Profit Soars, Margins Contract
NHPC Limited's fourth-quarter results revealed a stark contrast: substantial profit growth alongside a significant squeeze in operating margins. While revenue and net profit climbed, falling profit margins indicate rising costs or a change in revenue mix.
NHPC's net profit surged 68.5% year-on-year to ₹1,549 crore for the fiscal fourth quarter, driven by a 20% increase in revenue from operations to ₹2,816 crore. Despite this top-line growth, core operational profitability weakened. Earnings Before Interest, Taxes, Depreciation, and Amortization (EBITDA) edged down 0.7% to ₹1,196 crore, compared to ₹1,205 crore a year earlier. This led to a sharp drop in the EBITDA margin to 42.5%, down from 51.3% in the same period last year. This divergence suggests higher operating expenses or lower revenue per unit of power.
Board Adds Ministry Nominee, Dividend Proposed
The board recommended a final dividend of ₹0.21 per equity share for FY26, subject to shareholder approval.
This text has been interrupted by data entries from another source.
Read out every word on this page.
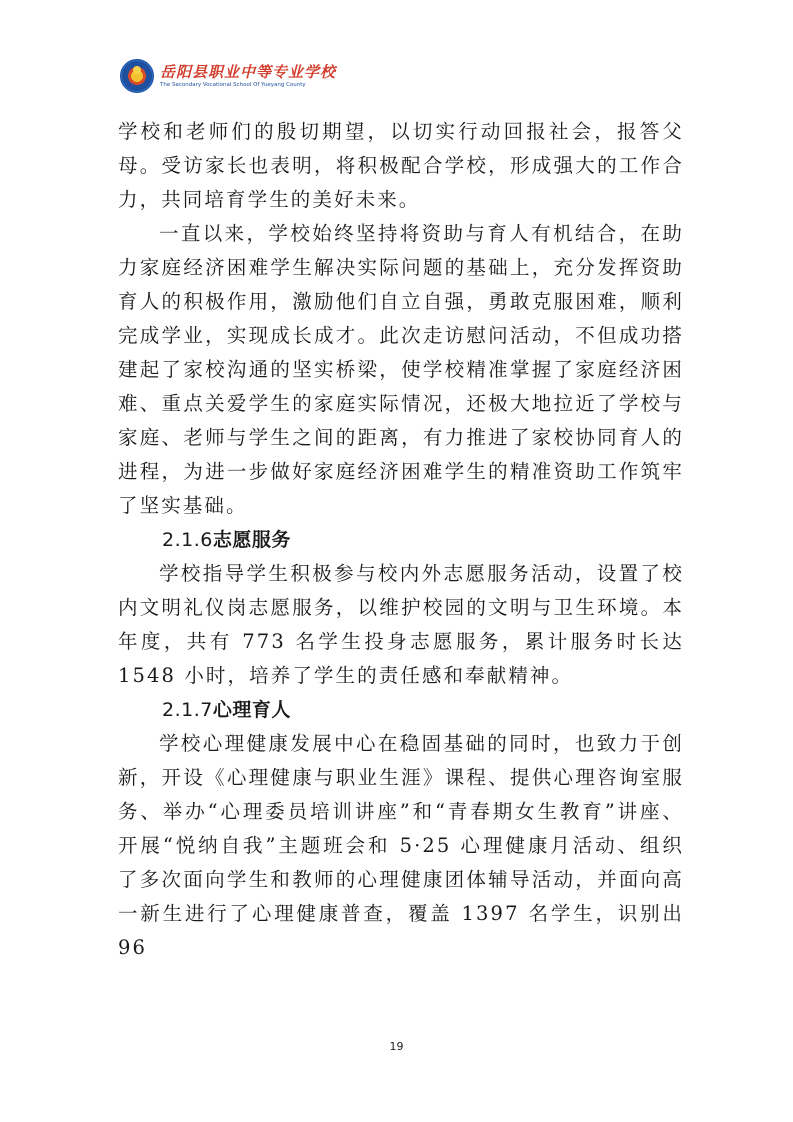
岳阳县职业中等专业学校
The Secondary Vocational School Of Yueyang County

学校和老师们的殷切期望，以切实行动回报社会，报答父母。受访家长也表明，将积极配合学校，形成强大的工作合力，共同培育学生的美好未来。

一直以来，学校始终坚持将资助与育人有机结合，在助力家庭经济困难学生解决实际问题的基础上，充分发挥资助育人的积极作用，激励他们自立自强，勇敢克服困难，顺利完成学业，实现成长成才。此次走访慰问活动，不但成功搭建起了家校沟通的坚实桥梁，使学校精准掌握了家庭经济困难、重点关爱学生的家庭实际情况，还极大地拉近了学校与家庭、老师与学生之间的距离，有力推进了家校协同育人的进程，为进一步做好家庭经济困难学生的精准资助工作筑牢了坚实基础。

2.1.6志愿服务

学校指导学生积极参与校内外志愿服务活动，设置了校内文明礼仪岗志愿服务，以维护校园的文明与卫生环境。本年度，共有 773 名学生投身志愿服务，累计服务时长达 1548 小时，培养了学生的责任感和奉献精神。

2.1.7心理育人

学校心理健康发展中心在稳固基础的同时，也致力于创新，开设《心理健康与职业生涯》课程、提供心理咨询室服务、举办“心理委员培训讲座”和“青春期女生教育”讲座、开展“悦纳自我”主题班会和 5·25 心理健康月活动、组织了多次面向学生和教师的心理健康团体辅导活动，并面向高一新生进行了心理健康普查，覆盖 1397 名学生，识别出 96

19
This proposed payout, along with an interim dividend of ₹1.40 per share already paid, signals a commitment to shareholder returns.
In a governance update, the Ministry of Power appointed Diwakar Nath Misra as a Government Nominee Director to NHPC's board, effective May 14, 2026. Mr. Misra, Additional Secretary (Hydro) at the Ministry of Power, brings extensive administrative experience from his 2000-batch IAS tenure.
Mixed Analyst Views and Stock Performance
NHPC's recent performance presents a mixed picture against its peers. The company's market capitalization stood at approximately ₹77,628 crore, with a trailing twelve-month Price-to-Earnings (P/E) ratio around 24.7x as of May 15, 2026, placing it in a comparable range to other large-cap power utilities.
For comparison, Power Grid Corporation of India reported a 9.7% rise in net profit to ₹4,546 crore for Q4 FY26, though its revenue declined 5% and EBITDA margins contracted to 77.7%. NTPC, India's largest power producer, is expected to report robust earnings for Q4 FY26.
Analyst sentiment is mixed, with many rating NHPC a 'Buy' and targeting upside, but a significant group maintains a 'Strong Sell' rating. Historically, NHPC's stock has underperformed, declining by approximately 24% from its 52-week high of ₹118 to around ₹85 before these results. This underperformance is attributed to factors like foreign institutional investor (FII) selling pressure following US tariff announcements, project commissioning delays, and a broader correction in the PSU power sector.
Margin Pressure Fuels Investor Concerns
NHPC's primary concern is the sustained compression of its EBITDA margins. The nearly 9-percentage-point drop from 51.3% to 42.5% in Q4 FY26, despite revenue growth, signals potential structural issues like rising operational expenses or a shift to lower-margin segments. This operational pressure, combined with the stock's year-long underperformance and a 'Strong Sell' consensus from some analysts, questions the sustainability of its profit growth.
While the board appointment is a governance positive, closer government oversight could influence strategic decisions and project approvals, potentially impacting operational agility. The company also faces macro headwinds, including uncertainty from US reciprocal tariffs that could affect foreign institutional investor (FII) flows.
Outlook: Capacity Growth and Cost Control
NHPC's expansion pipeline, including key projects like the Subansiri Lower Hydroelectric Project, is set to drive future capacity growth. Investor calls will be crucial for management guidance on future capital expenditure, project timelines, and tariff structures as new capacity comes online.
Navigating rising operational costs while capitalizing on its project pipeline will be key for NHPC's stock re-rating, especially amid evolving sector dynamics and mixed investor sentiment.